It’s time to give up the ghost.
There are no “dream jobs.”
Yeah, I said it. And you know why? Because I’m living my “dream job.” (outside of running social media for the PGA Tour)
And while I’m exceedingly happy with my current role, it’s far from a “dream job.”
Because the “dream job” is simply unattainable.
Think about it.
What does the term “dream job” imply? For many, I have a feeling it means one or more of the following:
- A job where you get to do everything you want to do
- A job where you have authority to make decisions
- And, a job with very few, if any, drawbacks
Except two of those three bullets are complete fallacies to begin with.
First, no job is devoid of drawbacks. Take my current role. While I do enjoy the perks of schedule flexibility and controlling who I want to work with, there are significant drawbacks to the solo lifestyle.
For one, it’s a very lonely existence. You really have to make an effort to get out and see people–and even then, you don’t have a “team.” No one to bounce ideas off. No one to call bullsh*t on your stupid ideas.
Also: it’s not the most glamorous life. You don’t win awards, because often it doesn’t make sense to submit an entry. You don’t enjoy the “status” of being a VP at Target because you’re a independent consultant and you work from your dining room table most of the time.
No, this job DEFINITELY has drawbacks. All jobs do. The key is this: If the pros outweigh the cons, it’s probably a darn good job. And for me, right now, this is a darn good job.

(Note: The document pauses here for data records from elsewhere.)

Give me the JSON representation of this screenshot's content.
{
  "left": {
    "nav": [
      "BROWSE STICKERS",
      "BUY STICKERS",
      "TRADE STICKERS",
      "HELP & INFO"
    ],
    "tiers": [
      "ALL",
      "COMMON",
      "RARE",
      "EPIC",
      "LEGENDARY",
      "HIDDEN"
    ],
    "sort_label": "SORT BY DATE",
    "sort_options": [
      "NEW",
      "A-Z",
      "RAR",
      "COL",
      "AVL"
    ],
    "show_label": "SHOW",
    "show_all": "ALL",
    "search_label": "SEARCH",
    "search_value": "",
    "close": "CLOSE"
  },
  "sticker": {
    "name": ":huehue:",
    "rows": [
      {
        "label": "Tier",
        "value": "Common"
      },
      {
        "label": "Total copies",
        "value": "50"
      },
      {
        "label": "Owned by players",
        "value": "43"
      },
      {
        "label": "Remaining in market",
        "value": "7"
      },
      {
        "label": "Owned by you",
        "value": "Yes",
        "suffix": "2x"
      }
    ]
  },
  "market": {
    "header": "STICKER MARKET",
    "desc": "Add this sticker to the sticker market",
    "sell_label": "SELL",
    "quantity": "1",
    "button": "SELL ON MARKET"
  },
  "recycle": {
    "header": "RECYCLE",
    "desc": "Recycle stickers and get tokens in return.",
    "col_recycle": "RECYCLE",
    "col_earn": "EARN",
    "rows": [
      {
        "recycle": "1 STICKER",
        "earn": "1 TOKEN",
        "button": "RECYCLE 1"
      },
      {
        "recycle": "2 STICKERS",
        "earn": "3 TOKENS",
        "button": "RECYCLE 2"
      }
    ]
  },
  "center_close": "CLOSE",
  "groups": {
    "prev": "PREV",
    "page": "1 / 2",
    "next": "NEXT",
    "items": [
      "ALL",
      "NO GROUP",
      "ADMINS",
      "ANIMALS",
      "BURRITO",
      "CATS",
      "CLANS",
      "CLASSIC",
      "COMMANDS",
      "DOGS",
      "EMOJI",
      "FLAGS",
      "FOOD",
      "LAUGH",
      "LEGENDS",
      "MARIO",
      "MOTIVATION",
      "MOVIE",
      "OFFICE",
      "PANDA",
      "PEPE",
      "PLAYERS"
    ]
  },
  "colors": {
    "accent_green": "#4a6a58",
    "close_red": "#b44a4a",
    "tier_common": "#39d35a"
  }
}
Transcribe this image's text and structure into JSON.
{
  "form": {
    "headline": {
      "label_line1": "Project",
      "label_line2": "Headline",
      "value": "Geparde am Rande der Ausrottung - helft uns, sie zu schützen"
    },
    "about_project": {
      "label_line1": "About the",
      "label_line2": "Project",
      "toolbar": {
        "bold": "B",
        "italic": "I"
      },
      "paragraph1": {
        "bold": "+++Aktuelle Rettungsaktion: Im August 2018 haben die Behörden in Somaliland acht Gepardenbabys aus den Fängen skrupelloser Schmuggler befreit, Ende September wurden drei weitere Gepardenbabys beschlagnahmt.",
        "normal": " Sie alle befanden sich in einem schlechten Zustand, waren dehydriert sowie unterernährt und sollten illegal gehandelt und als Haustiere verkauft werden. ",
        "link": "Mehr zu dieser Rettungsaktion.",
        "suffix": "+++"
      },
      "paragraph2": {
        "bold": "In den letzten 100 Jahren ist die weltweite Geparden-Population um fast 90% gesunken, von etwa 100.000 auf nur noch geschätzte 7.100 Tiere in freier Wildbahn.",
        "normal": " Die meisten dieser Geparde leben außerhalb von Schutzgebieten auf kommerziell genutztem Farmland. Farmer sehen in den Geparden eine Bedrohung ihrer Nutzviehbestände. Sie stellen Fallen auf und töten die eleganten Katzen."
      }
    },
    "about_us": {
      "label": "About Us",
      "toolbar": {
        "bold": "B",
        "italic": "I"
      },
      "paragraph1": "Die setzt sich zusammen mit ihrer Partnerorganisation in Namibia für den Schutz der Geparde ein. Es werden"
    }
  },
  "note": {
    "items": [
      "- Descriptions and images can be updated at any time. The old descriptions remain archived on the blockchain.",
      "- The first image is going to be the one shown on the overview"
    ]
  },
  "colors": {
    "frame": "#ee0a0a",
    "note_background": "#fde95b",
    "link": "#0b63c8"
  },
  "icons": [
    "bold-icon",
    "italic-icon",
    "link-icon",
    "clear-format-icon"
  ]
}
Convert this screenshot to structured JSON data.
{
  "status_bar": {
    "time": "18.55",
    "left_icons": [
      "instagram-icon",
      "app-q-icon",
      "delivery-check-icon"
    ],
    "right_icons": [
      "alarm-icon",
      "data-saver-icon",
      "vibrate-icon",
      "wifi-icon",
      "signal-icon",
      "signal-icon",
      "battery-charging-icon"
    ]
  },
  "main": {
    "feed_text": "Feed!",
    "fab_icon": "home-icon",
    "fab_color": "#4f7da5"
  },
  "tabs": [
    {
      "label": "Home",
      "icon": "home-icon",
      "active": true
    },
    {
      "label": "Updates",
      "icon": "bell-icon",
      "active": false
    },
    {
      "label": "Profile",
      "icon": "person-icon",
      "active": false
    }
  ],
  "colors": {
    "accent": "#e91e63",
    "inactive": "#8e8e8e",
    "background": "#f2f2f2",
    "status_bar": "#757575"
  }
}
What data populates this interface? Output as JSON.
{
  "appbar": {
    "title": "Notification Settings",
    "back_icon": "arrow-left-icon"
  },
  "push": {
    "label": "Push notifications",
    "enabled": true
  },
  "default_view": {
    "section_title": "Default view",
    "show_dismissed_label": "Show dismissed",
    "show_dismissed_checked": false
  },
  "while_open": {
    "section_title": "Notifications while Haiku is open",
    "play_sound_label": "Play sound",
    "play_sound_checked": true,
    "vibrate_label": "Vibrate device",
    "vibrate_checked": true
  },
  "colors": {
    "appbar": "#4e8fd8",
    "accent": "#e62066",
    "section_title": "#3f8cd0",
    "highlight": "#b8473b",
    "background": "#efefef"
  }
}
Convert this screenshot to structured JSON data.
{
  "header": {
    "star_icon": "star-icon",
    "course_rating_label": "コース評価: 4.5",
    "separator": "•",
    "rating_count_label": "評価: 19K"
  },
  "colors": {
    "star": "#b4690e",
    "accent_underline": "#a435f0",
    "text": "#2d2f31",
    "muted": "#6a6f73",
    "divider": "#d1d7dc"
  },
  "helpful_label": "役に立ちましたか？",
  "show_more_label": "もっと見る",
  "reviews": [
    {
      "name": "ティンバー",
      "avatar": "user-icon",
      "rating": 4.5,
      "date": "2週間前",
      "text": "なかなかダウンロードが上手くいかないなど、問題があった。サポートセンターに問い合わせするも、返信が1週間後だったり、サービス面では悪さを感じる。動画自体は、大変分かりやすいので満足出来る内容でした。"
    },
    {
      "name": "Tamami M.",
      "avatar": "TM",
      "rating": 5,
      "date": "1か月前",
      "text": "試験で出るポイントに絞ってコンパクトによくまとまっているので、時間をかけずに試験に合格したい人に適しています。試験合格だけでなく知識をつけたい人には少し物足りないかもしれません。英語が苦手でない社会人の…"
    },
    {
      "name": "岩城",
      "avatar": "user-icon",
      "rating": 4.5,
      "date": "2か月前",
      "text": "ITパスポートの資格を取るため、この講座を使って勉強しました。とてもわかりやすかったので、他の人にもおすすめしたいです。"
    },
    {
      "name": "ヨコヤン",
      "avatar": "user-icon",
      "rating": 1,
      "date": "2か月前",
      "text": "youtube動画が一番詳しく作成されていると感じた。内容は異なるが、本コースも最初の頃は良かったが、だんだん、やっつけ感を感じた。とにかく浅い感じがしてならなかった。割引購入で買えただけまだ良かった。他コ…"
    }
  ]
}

Second, you’re never going to have a job where you get to do everything you want to do. It’s just not realistic. Again, I’ll use myself as an example. In my current role, I’ve been fortunate to work with some of the biggest brands in the Twin Cities (Sleep Number, Trane, Andersen Windows & Doors, Cargill, General Mills), and I’ve done some great work with them that I’m really, really proud of. But, I’m just a solo consultant–I don’t typically touch the large, primary campaigns these kinds of companies are working on because they have big agencies to do that kind of work. So yeah, I’d love to do that work, but I know my role and I’m comfortable with it. But, it certainly doesn’t include “everything I’d want to do.” So, be realistic about what that might entail. You might get to do 2-3 things that you’ve always wanted to do–but you also have to do 1-2 other things that really suck. So what? Who cares? It’s all about setting expectations.
And, that’s really the key to this whole dream job thing: expectations.
Again–there is no dream job. Adjust expectations accordingly.
There are no jobs where you’ll get to do everything you want to do. Adjust expectations accordingly.
There is no job where you’ll have the perfect balance you’ve been seeking. Adjust expectations accordingly.
And, there is no job where you’ll get to make all the decisions. Adjust expectations accordingly.
Once you own up to the fact that there are no dream jobs, you’ll find a little weight has lifted off your chest. A little less pressure. Because there’s not that drive to FIND that dream job–because IT DOESN’T EXIST.
Stop worrying about finding your dream job. Instead, go find a job where your days fly by. Where you feel fulfilled. Where you work (mostly) with people you enjoy.
And don’t forget to adjust those expectations.